I'm trying to figure out how I can create a calculated measure that produces a count of only unique facts in my fact table. My fact table basically stores events from a historical perspective. But I need the measure to filter out redundant events.
Using sales as an example(Since all material around OLAP always uses sales in examples):
The fact table stores sales EVENTS. When a sale is first made it has a unique sales reference which is a column in the fact table. A unique sale however can be amended(Items added or returned) or completely canceled. The fact table stores these changes to a sale as different rows.
If I create a count measure using SSAS I get a count of all sales events which means an unique sale will be counted multiple times for every change made to it (Which in some reports is desirable). However I also want a measure that produces a count of unique sales rather than events but not just based on counting unique sales references. If the user filters by date then they should see unique sales that still exist on that date (If a sale was canceled by that date if should not be represented in the count at all).
How would I do this in MDX/SSAS? It seems like I need have a count query work from a subset from a query that finds the latest change to a sale based on the time dimension.
In SQL it would be something like:
SELECT COUNT(*) FROM SalesFacts FACT1 WHERE Event <> 'Cancelled' AND
Timestamp = (SELECT MAX(Timestamp) FROM SalesFact FACT2 WHERE FACT1.SalesRef=FACT2.SalesRef)
Is it possible or event performant to have subqueries in MDX?
In SSAS, create a measure that is based on the unique transaction ID (The sales number, or order number) then make that measure a 'DistinctCount' aggregate function in the properties window.

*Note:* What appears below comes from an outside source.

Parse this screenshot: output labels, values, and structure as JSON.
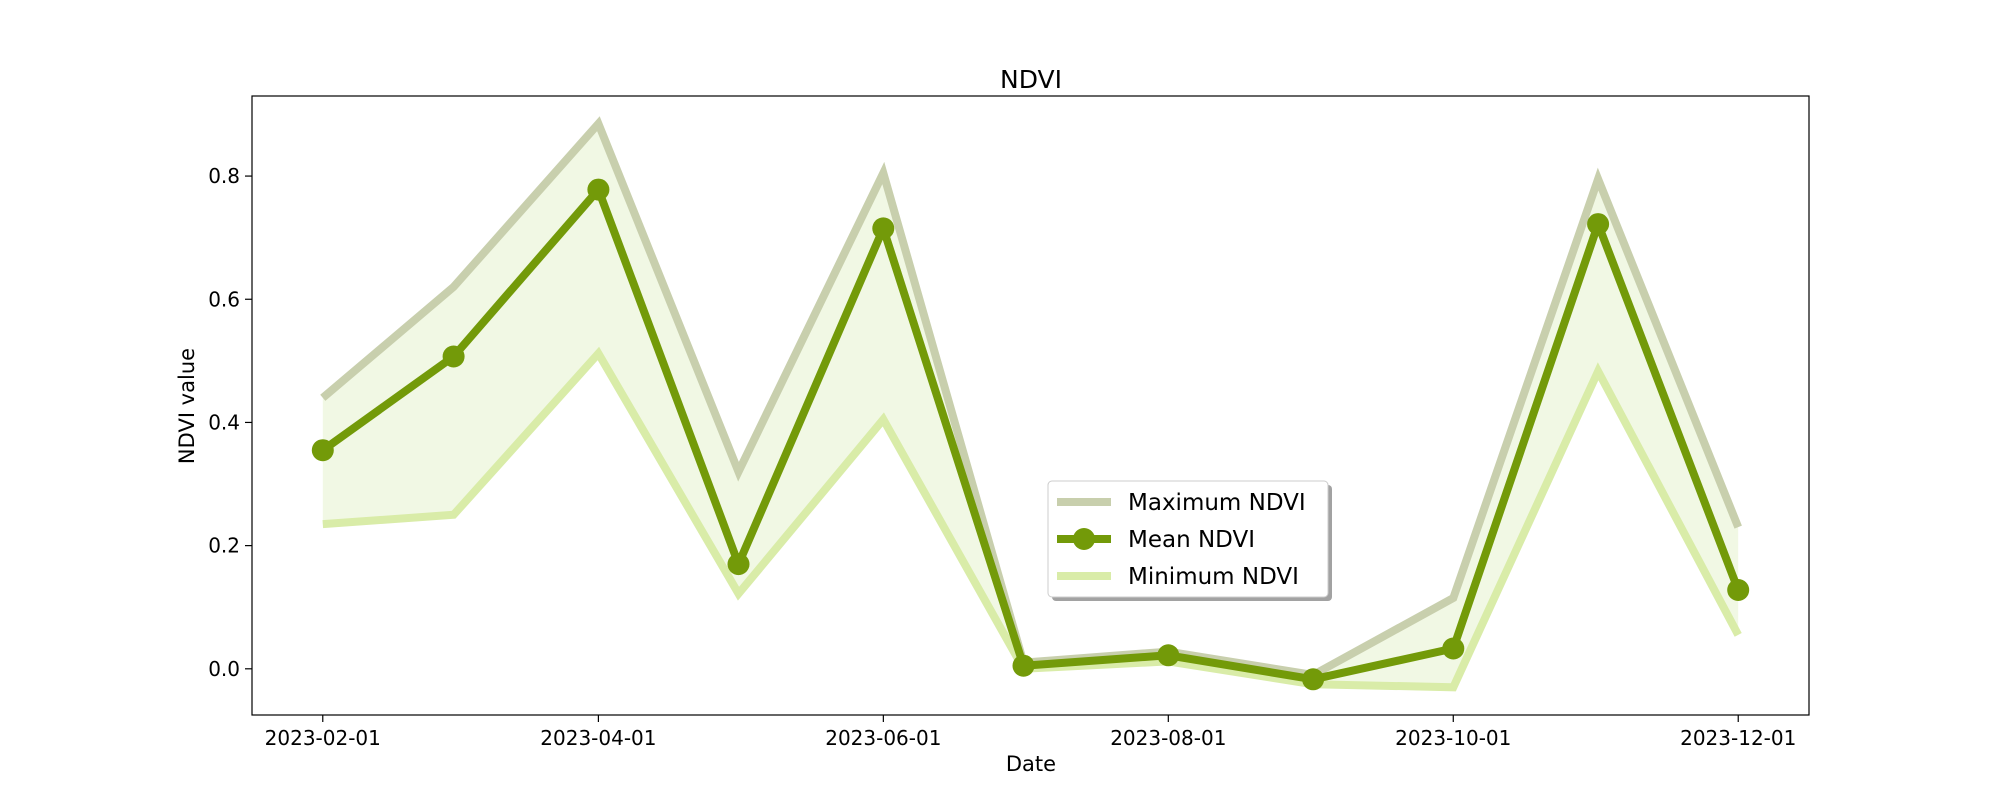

Now it should count distinct order numbers, under whichever dimension slice it finds itself under.
The posted query might probably be rewritten like this:
SELECT COUNT(DISTINCT SalesRef)
FROM SalesFacts
WHERE Event <> 'Cancelled'
An simple answer would be just to have a 'sales count' column in your fact view / dsv query that supplies a 1 for an 'initial' event, a zero for all subsiquent revisions to the event and a -1 if the event is cancelled. This 'journalling' approach plays nicely with incremental fact table loads.

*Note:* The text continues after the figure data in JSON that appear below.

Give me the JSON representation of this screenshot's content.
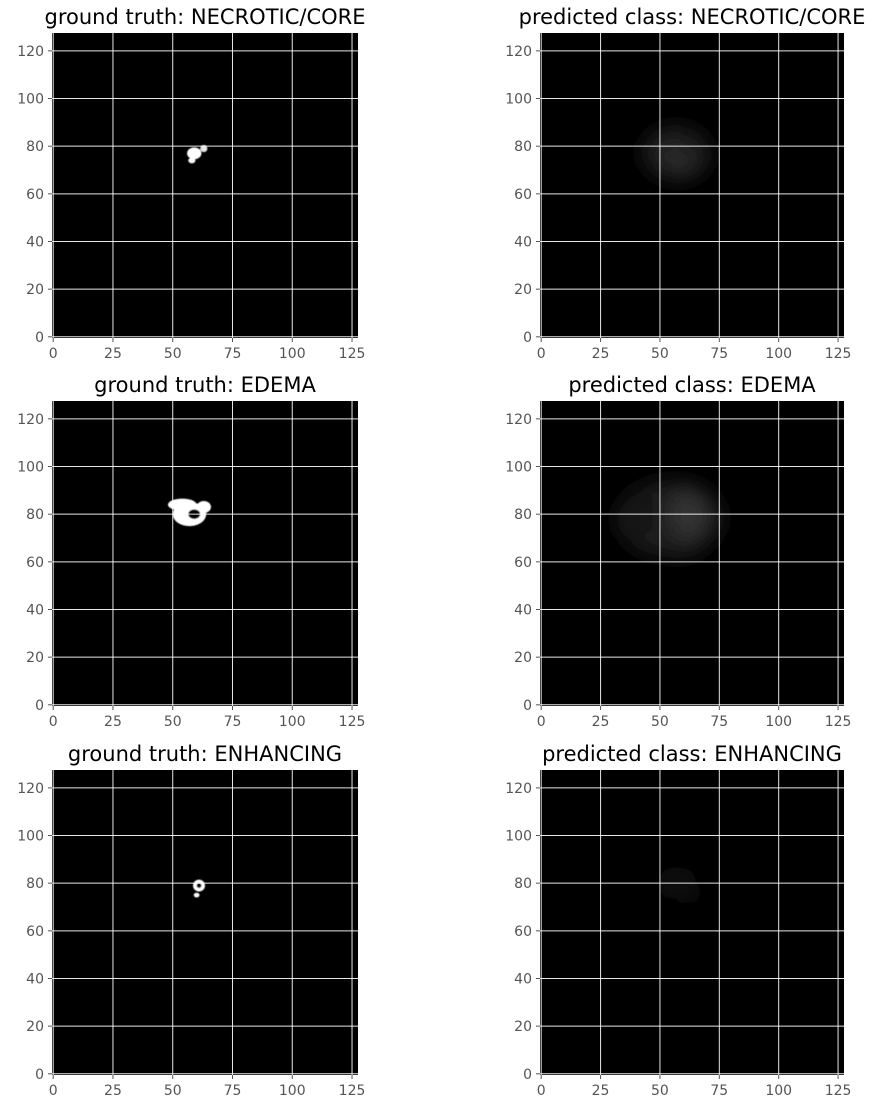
{
  "chart_data": [
    {
      "type": "heatmap",
      "title": "ground truth: NECROTIC/CORE",
      "x_ticks": [
        0,
        25,
        50,
        75,
        100,
        125
      ],
      "y_ticks": [
        0,
        20,
        40,
        60,
        80,
        100,
        120
      ],
      "xlim": [
        -0.5,
        127.5
      ],
      "ylim": [
        127.5,
        -0.5
      ],
      "grid": true,
      "colormap": "gray",
      "blobs": [
        {
          "cx": 59,
          "cy": 77,
          "rx": 3,
          "ry": 2.5,
          "intensity": 1.0
        },
        {
          "cx": 63,
          "cy": 79,
          "rx": 1.5,
          "ry": 1.5,
          "intensity": 0.9
        },
        {
          "cx": 58,
          "cy": 74,
          "rx": 1.5,
          "ry": 1.2,
          "intensity": 1.0
        }
      ]
    },
    {
      "type": "heatmap",
      "title": "predicted class: NECROTIC/CORE",
      "x_ticks": [
        0,
        25,
        50,
        75,
        100,
        125
      ],
      "y_ticks": [
        0,
        20,
        40,
        60,
        80,
        100,
        120
      ],
      "xlim": [
        -0.5,
        127.5
      ],
      "ylim": [
        127.5,
        -0.5
      ],
      "grid": true,
      "colormap": "gray",
      "blobs": [
        {
          "cx": 57,
          "cy": 77,
          "rx": 14,
          "ry": 11,
          "intensity": 0.14
        },
        {
          "cx": 59,
          "cy": 74,
          "rx": 7,
          "ry": 6,
          "intensity": 0.16
        },
        {
          "cx": 63,
          "cy": 80,
          "rx": 5,
          "ry": 5,
          "intensity": 0.12
        }
      ]
    },
    {
      "type": "heatmap",
      "title": "ground truth: EDEMA",
      "x_ticks": [
        0,
        25,
        50,
        75,
        100,
        125
      ],
      "y_ticks": [
        0,
        20,
        40,
        60,
        80,
        100,
        120
      ],
      "xlim": [
        -0.5,
        127.5
      ],
      "ylim": [
        127.5,
        -0.5
      ],
      "grid": true,
      "colormap": "gray",
      "blobs": [
        {
          "cx": 57,
          "cy": 80,
          "rx": 7,
          "ry": 5,
          "intensity": 1.0
        },
        {
          "cx": 54,
          "cy": 84,
          "rx": 6,
          "ry": 2.5,
          "intensity": 1.0
        },
        {
          "cx": 63,
          "cy": 83,
          "rx": 3,
          "ry": 2.5,
          "intensity": 1.0
        },
        {
          "cx": 59,
          "cy": 80,
          "rx": 2.5,
          "ry": 2,
          "intensity": 0.0
        }
      ]
    },
    {
      "type": "heatmap",
      "title": "predicted class: EDEMA",
      "x_ticks": [
        0,
        25,
        50,
        75,
        100,
        125
      ],
      "y_ticks": [
        0,
        20,
        40,
        60,
        80,
        100,
        120
      ],
      "xlim": [
        -0.5,
        127.5
      ],
      "ylim": [
        127.5,
        -0.5
      ],
      "grid": true,
      "colormap": "gray",
      "blobs": [
        {
          "cx": 54,
          "cy": 78,
          "rx": 22,
          "ry": 16,
          "intensity": 0.1
        },
        {
          "cx": 62,
          "cy": 80,
          "rx": 9,
          "ry": 11,
          "intensity": 0.2
        },
        {
          "cx": 61,
          "cy": 64,
          "rx": 4,
          "ry": 3,
          "intensity": 0.12
        },
        {
          "cx": 45,
          "cy": 80,
          "rx": 6,
          "ry": 8,
          "intensity": 0.08
        }
      ]
    },
    {
      "type": "heatmap",
      "title": "ground truth: ENHANCING",
      "x_ticks": [
        0,
        25,
        50,
        75,
        100,
        125
      ],
      "y_ticks": [
        0,
        20,
        40,
        60,
        80,
        100,
        120
      ],
      "xlim": [
        -0.5,
        127.5
      ],
      "ylim": [
        127.5,
        -0.5
      ],
      "grid": true,
      "colormap": "gray",
      "blobs": [
        {
          "cx": 61,
          "cy": 79,
          "rx": 2.5,
          "ry": 2.5,
          "intensity": 1.0
        },
        {
          "cx": 60,
          "cy": 75,
          "rx": 1.2,
          "ry": 1,
          "intensity": 1.0
        },
        {
          "cx": 61,
          "cy": 79,
          "rx": 1,
          "ry": 1,
          "intensity": 0.0
        }
      ]
    },
    {
      "type": "heatmap",
      "title": "predicted class: ENHANCING",
      "x_ticks": [
        0,
        25,
        50,
        75,
        100,
        125
      ],
      "y_ticks": [
        0,
        20,
        40,
        60,
        80,
        100,
        120
      ],
      "xlim": [
        -0.5,
        127.5
      ],
      "ylim": [
        127.5,
        -0.5
      ],
      "grid": true,
      "colormap": "gray",
      "blobs": [
        {
          "cx": 61,
          "cy": 78,
          "rx": 4,
          "ry": 4,
          "intensity": 0.3
        },
        {
          "cx": 57,
          "cy": 80,
          "rx": 8,
          "ry": 7,
          "intensity": 0.06
        }
      ]
    }
  ]
}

Another approach, probably more useful in the long run, would be to have an Events dimension: you could then expose a calculated measure that was the count of the members in that dimension non-empty over a given measure in your fact table. However for sales this is essentially a degenerate dimension (a dimension based on a fact table) and might get very large. This may be inappropriate.
Sometimes the requirements may be more complicated. If you slice by time, do you need to know all the distinct events that existed then, even if they were later cancelled? That starts to get tricky: there's a recent post on Chris Webb's blog where he talks about one (slightly hairy) solution:
http://cwebbbi.wordpress.com/2011/01/22/solving-the-events-in-progress-problem-in-mdx-part-2role-playing-measure-groups/